Diversity and Inclusion is probably more important TODAY than any other time in my lifetime. Having a diverse and inclusive leader in any organization/company offers hope for others who want to follow. Mayor Harold Washington was the first Black Mayor of Chicago in the 80’s and the second one is now in Mayor Lori Lightfoot. Mayor David Dinkins was the first African-American mayor of New York City and unfortunately, he died as the ‘only’ one. Their leadership have inspired many but getting to the top has multiple roadblocks that are hard to overcome.
I took my position of being role model quite seriously. I knew that everything move I made, everything I dash or everything I wore, was being scrutinized. Just look at how people want to discredit Vice President-Elect Kamala Harris because her go to look is Chuck Taylor’s, slacks and a blazer. Why are people focusing on her look, which attracted a younger voting base but it was her look long before the election.
Having diversity of thought at the table is crucial in moving critical thinking in the right direction.
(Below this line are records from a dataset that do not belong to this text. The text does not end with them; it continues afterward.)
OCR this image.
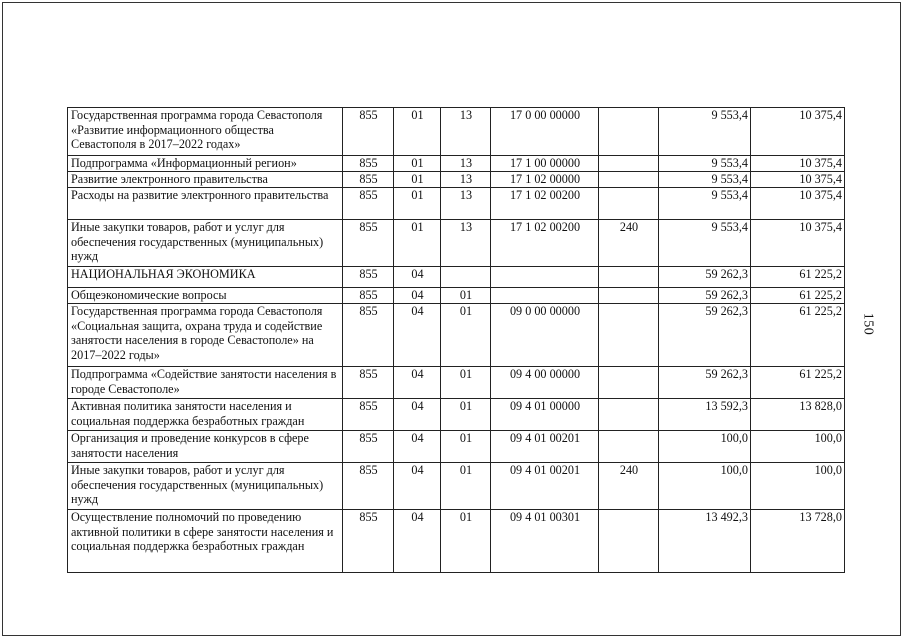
Государственная программа города Севастополя «Развитие информационного общества Севастополя в 2017–2022 годах»	855	01	13	17 0 00 00000		9 553,4	10 375,4
Подпрограмма «Информационный регион»	855	01	13	17 1 00 00000		9 553,4	10 375,4
Развитие электронного правительства	855	01	13	17 1 02 00000		9 553,4	10 375,4
Расходы на развитие электронного правительства	855	01	13	17 1 02 00200		9 553,4	10 375,4
Иные закупки товаров, работ и услуг для обеспечения государственных (муниципальных) нужд	855	01	13	17 1 02 00200	240	9 553,4	10 375,4
НАЦИОНАЛЬНАЯ ЭКОНОМИКА	855	04				59 262,3	61 225,2
Общеэкономические вопросы	855	04	01			59 262,3	61 225,2
Государственная программа города Севастополя «Социальная защита, охрана труда и содействие занятости населения в городе Севастополе» на 2017–2022 годы»	855	04	01	09 0 00 00000		59 262,3	61 225,2
Подпрограмма «Содействие занятости населения в городе Севастополе»	855	04	01	09 4 00 00000		59 262,3	61 225,2
Активная политика занятости населения и социальная поддержка безработных граждан	855	04	01	09 4 01 00000		13 592,3	13 828,0
Организация и проведение конкурсов в сфере занятости населения	855	04	01	09 4 01 00201		100,0	100,0
Иные закупки товаров, работ и услуг для обеспечения государственных (муниципальных) нужд	855	04	01	09 4 01 00201	240	100,0	100,0
Осуществление полномочий по проведению активной политики в сфере занятости населения и социальная поддержка безработных граждан	855	04	01	09 4 01 00301		13 492,3	13 728,0
150
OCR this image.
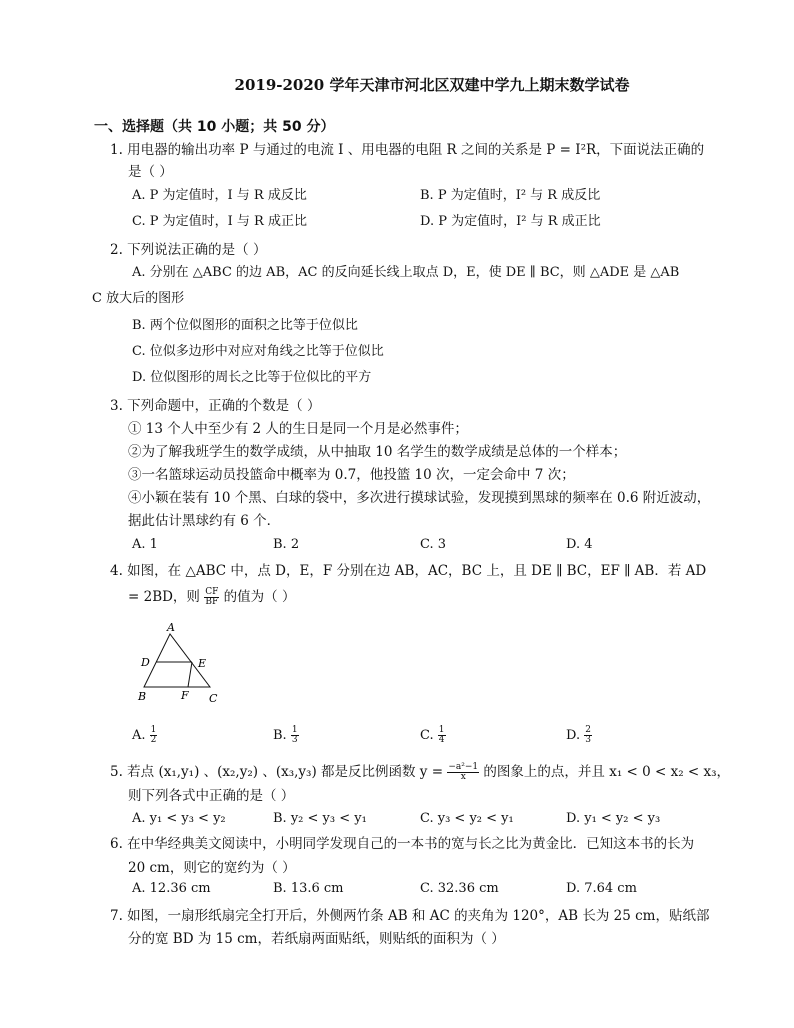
2019-2020 学年天津市河北区双建中学九上期末数学试卷
一、选择题（共 10 小题；共 50 分）
1. 用电器的输出功率 P 与通过的电流 I 、用电器的电阻 R 之间的关系是 P = I²R，下面说法正确的
是（ ）
A. P 为定值时，I 与 R 成反比	B. P 为定值时，I² 与 R 成反比
C. P 为定值时，I 与 R 成正比	D. P 为定值时，I² 与 R 成正比
2. 下列说法正确的是（ ）
A. 分别在 △ABC 的边 AB，AC 的反向延长线上取点 D，E，使 DE ∥ BC，则 △ADE 是 △AB
C 放大后的图形
B. 两个位似图形的面积之比等于位似比
C. 位似多边形中对应对角线之比等于位似比
D. 位似图形的周长之比等于位似比的平方
3. 下列命题中，正确的个数是（ ）
① 13 个人中至少有 2 人的生日是同一个月是必然事件；
②为了解我班学生的数学成绩，从中抽取 10 名学生的数学成绩是总体的一个样本；
③一名篮球运动员投篮命中概率为 0.7，他投篮 10 次，一定会命中 7 次；
④小颖在装有 10 个黑、白球的袋中，多次进行摸球试验，发现摸到黑球的频率在 0.6 附近波动，
据此估计黑球约有 6 个．
A. 1	B. 2	C. 3	D. 4
4. 如图，在 △ABC 中，点 D，E，F 分别在边 AB，AC，BC 上，且 DE ∥ BC，EF ∥ AB．若 AD
= 2BD，则 $\frac{CF}{BF}$ 的值为（ ）
A
D	E
B	F C
A. $\frac{1}{2}$	B. $\frac{1}{3}$	C. $\frac{1}{4}$	D. $\frac{2}{3}$
5. 若点 (x₁,y₁) 、(x₂,y₂) 、(x₃,y₃) 都是反比例函数 $y = \frac{\text{−a²−1}}{x}$ 的图象上的点，并且 x₁ < 0 < x₂ < x₃，
则下列各式中正确的是（ ）
A. y₁ < y₃ < y₂	B. y₂ < y₃ < y₁	C. y₃ < y₂ < y₁	D. y₁ < y₂ < y₃
6. 在中华经典美文阅读中，小明同学发现自己的一本书的宽与长之比为黄金比．已知这本书的长为
20 cm，则它的宽约为（ ）
A. 12.36 cm	B. 13.6 cm	C. 32.36 cm	D. 7.64 cm
7. 如图，一扇形纸扇完全打开后，外侧两竹条 AB 和 AC 的夹角为 120°，AB 长为 25 cm，贴纸部
分的宽 BD 为 15 cm，若纸扇两面贴纸，则贴纸的面积为（ ）
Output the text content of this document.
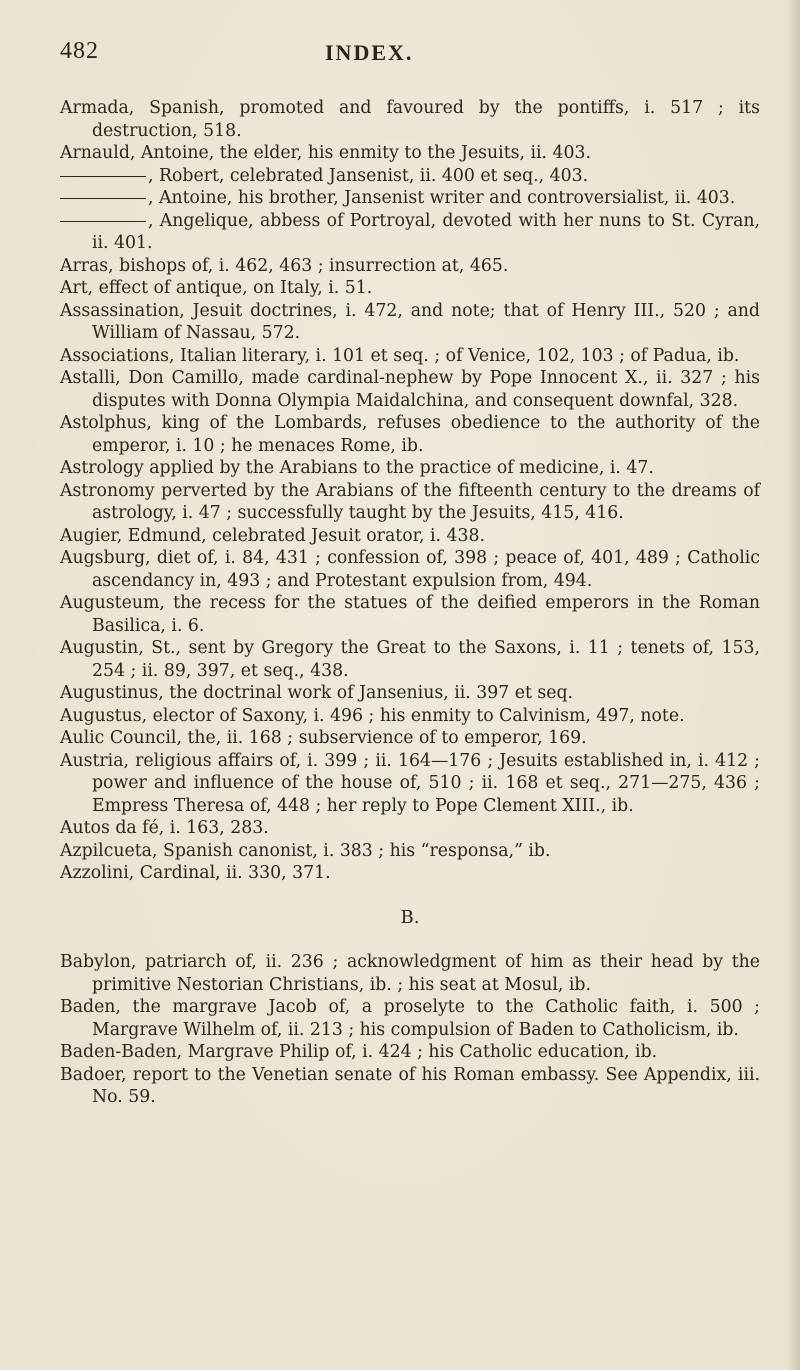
482	INDEX.

Armada, Spanish, promoted and favoured by the pontiffs, i. 517 ; its destruction, 518.

Arnauld, Antoine, the elder, his enmity to the Jesuits, ii. 403.

, Robert, celebrated Jansenist, ii. 400 et seq., 403.

, Antoine, his brother, Jansenist writer and controversialist, ii. 403.

, Angelique, abbess of Portroyal, devoted with her nuns to St. Cyran, ii. 401.

Arras, bishops of, i. 462, 463 ; insurrection at, 465.

Art, effect of antique, on Italy, i. 51.

Assassination, Jesuit doctrines, i. 472, and note; that of Henry III., 520 ; and William of Nassau, 572.

Associations, Italian literary, i. 101 et seq. ; of Venice, 102, 103 ; of Padua, ib.

Astalli, Don Camillo, made cardinal-nephew by Pope Innocent X., ii. 327 ; his disputes with Donna Olympia Maidalchina, and consequent downfal, 328.

Astolphus, king of the Lombards, refuses obedience to the authority of the emperor, i. 10 ; he menaces Rome, ib.

Astrology applied by the Arabians to the practice of medicine, i. 47.

Astronomy perverted by the Arabians of the fifteenth century to the dreams of astrology, i. 47 ; successfully taught by the Jesuits, 415, 416.

Augier, Edmund, celebrated Jesuit orator, i. 438.

Augsburg, diet of, i. 84, 431 ; confession of, 398 ; peace of, 401, 489 ; Catholic ascendancy in, 493 ; and Protestant expulsion from, 494.

Augusteum, the recess for the statues of the deified emperors in the Roman Basilica, i. 6.

Augustin, St., sent by Gregory the Great to the Saxons, i. 11 ; tenets of, 153, 254 ; ii. 89, 397, et seq., 438.

Augustinus, the doctrinal work of Jansenius, ii. 397 et seq.

Augustus, elector of Saxony, i. 496 ; his enmity to Calvinism, 497, note.

Aulic Council, the, ii. 168 ; subservience of to emperor, 169.

Austria, religious affairs of, i. 399 ; ii. 164—176 ; Jesuits established in, i. 412 ; power and influence of the house of, 510 ; ii. 168 et seq., 271—275, 436 ; Empress Theresa of, 448 ; her reply to Pope Clement XIII., ib.

Autos da fé, i. 163, 283.

Azpilcueta, Spanish canonist, i. 383 ; his “responsa,” ib.

Azzolini, Cardinal, ii. 330, 371.

B.

Babylon, patriarch of, ii. 236 ; acknowledgment of him as their head by the primitive Nestorian Christians, ib. ; his seat at Mosul, ib.

Baden, the margrave Jacob of, a proselyte to the Catholic faith, i. 500 ; Margrave Wilhelm of, ii. 213 ; his compulsion of Baden to Catholicism, ib.

Baden-Baden, Margrave Philip of, i. 424 ; his Catholic education, ib.

Badoer, report to the Venetian senate of his Roman embassy. See Appendix, iii. No. 59.
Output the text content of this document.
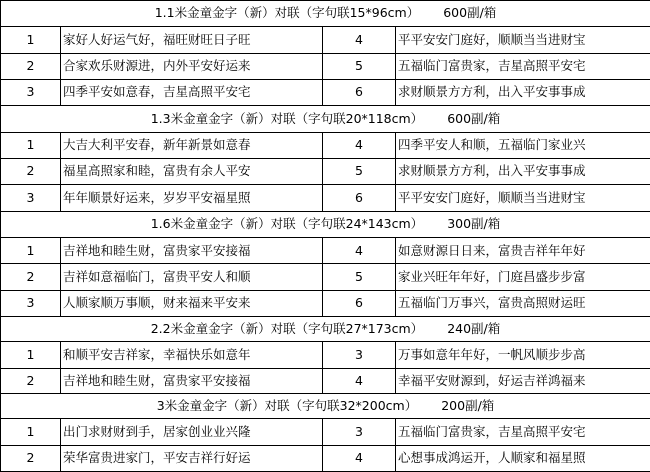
1.1米金童金字（新）对联（字句联15*96cm） 600副/箱			
1	家好人好运气好，福旺财旺日子旺	4	平平安安门庭好，顺顺当当进财宝
2	合家欢乐财源进，内外平安好运来	5	五福临门富贵家，吉星高照平安宅
3	四季平安如意春，吉星高照平安宅	6	求财顺景方方利，出入平安事事成
1.3米金童金字（新）对联（字句联20*118cm） 600副/箱			
1	大吉大利平安春，新年新景如意春	4	四季平安人和顺，五福临门家业兴
2	福星高照家和睦，富贵有余人平安	5	求财顺景方方利，出入平安事事成
3	年年顺景好运来，岁岁平安福星照	6	平平安安门庭好，顺顺当当进财宝
1.6米金童金字（新）对联（字句联24*143cm） 300副/箱			
1	吉祥地和睦生财，富贵家平安接福	4	如意财源日日来，富贵吉祥年年好
2	吉祥如意福临门，富贵平安人和顺	5	家业兴旺年年好，门庭昌盛步步富
3	人顺家顺万事顺，财来福来平安来	6	五福临门万事兴，富贵高照财运旺
2.2米金童金字（新）对联（字句联27*173cm） 240副/箱			
1	和顺平安吉祥家，幸福快乐如意年	3	万事如意年年好，一帆风顺步步高
2	吉祥地和睦生财，富贵家平安接福	4	幸福平安财源到，好运吉祥鸿福来
3米金童金字（新）对联（字句联32*200cm） 200副/箱			
1	出门求财财到手，居家创业业兴隆	3	五福临门富贵家，吉星高照平安宅
2	荣华富贵进家门，平安吉祥行好运	4	心想事成鸿运开，人顺家和福星照
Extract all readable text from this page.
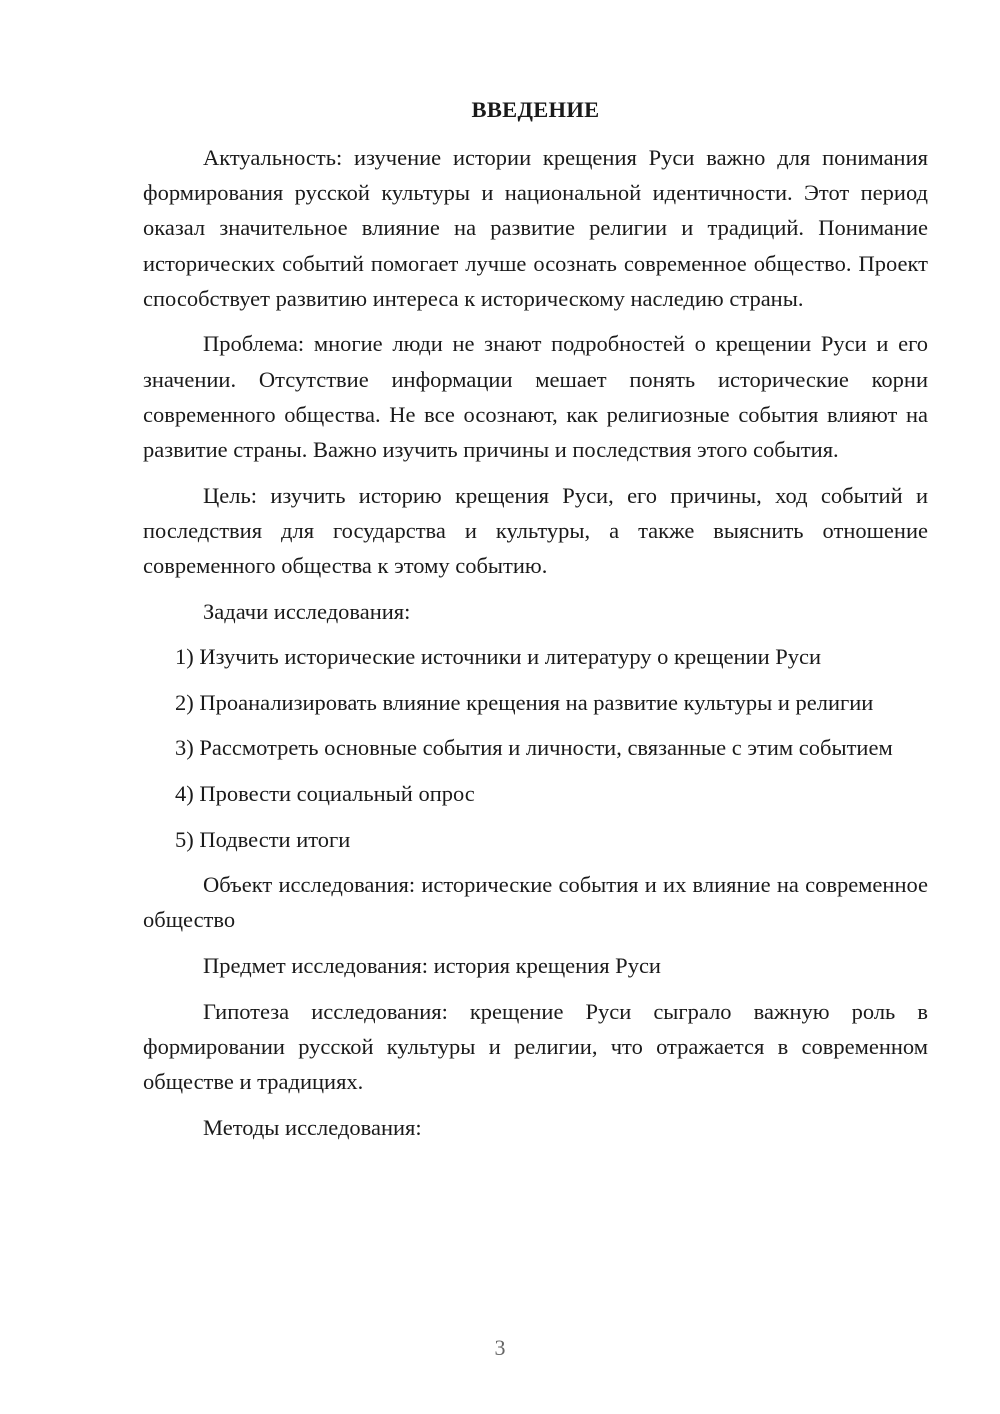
ВВЕДЕНИЕ

Актуальность: изучение истории крещения Руси важно для понимания формирования русской культуры и национальной идентичности. Этот период оказал значительное влияние на развитие религии и традиций. Понимание исторических событий помогает лучше осознать современное общество. Проект способствует развитию интереса к историческому наследию страны.

Проблема: многие люди не знают подробностей о крещении Руси и его значении. Отсутствие информации мешает понять исторические корни современного общества. Не все осознают, как религиозные события влияют на развитие страны. Важно изучить причины и последствия этого события.

Цель: изучить историю крещения Руси, его причины, ход событий и последствия для государства и культуры, а также выяснить отношение современного общества к этому событию.

Задачи исследования:

1) Изучить исторические источники и литературу о крещении Руси

2) Проанализировать влияние крещения на развитие культуры и религии

3) Рассмотреть основные события и личности, связанные с этим событием

4) Провести социальный опрос

5) Подвести итоги

Объект исследования: исторические события и их влияние на современное общество

Предмет исследования: история крещения Руси

Гипотеза исследования: крещение Руси сыграло важную роль в формировании русской культуры и религии, что отражается в современном обществе и традициях.

Методы исследования:

3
Tennis has changed and continues to change but our kids of today need to see more of our champions in the spotlight. On TV, in commercials, doing PSAs, being visible off the court so that the kids can see them and want to be them. Our players aren’t afforded the same visibility of other sport superstars. Almost hourly, our kids, see Lebron, Mahomes, Zion or Russell Wilson. Tiafoe isn’t a superstar in the eyes of mainstream media and sponsors but he’s a hero in the Black communities of our sport. We have been luckier on the women’s side of our sport, which is evident of the success of so many black players, lead by Venus and Serena, Sloane and now Gauff.
If we continue to put resources in these communities, providing them playing opportunities, the numbers will grow. Resurfacing disrepair courts is critical in making our sport look more inviting and fresh. Too many courts in the lower income communities have cracks and grass growing on them. What child finds that cool and inviting? We are fortunate to have the NJTL network that embraces so many underserved youth, providing them an opportunity to excel but our sport is expensive once you learn to compete and it’s essentially impossible to succeed against those who have resources unless you have a sponsor, Hopefully the changes that have been made on the junior competitive track, will afford the very kids a better opportunity to stay in our sport and succeed.
Joey: What was the best piece of advice you’ve received and who gave it? If you could go back in time, what would you tell 18-year-old Katrina?
Katrina: That’s also a loaded question… My parents always told me to be myself and do my best. I’ve tried to live each day the way.
What I would tell my 18 year old self is to be be less critical and more patient. I would also tell me myself to be more inquisitive and ask more questions. I prided myself in knowing everything, when there were times that I knew nothing but I felt I would embarrass myself if I raised my hand or interjected with a question. Asking questions can be empowering. Knowledge is power so don’t cut yourself short by being silent.
Own your inquisitive mind and fill it with answers that you don’t have by asking questions.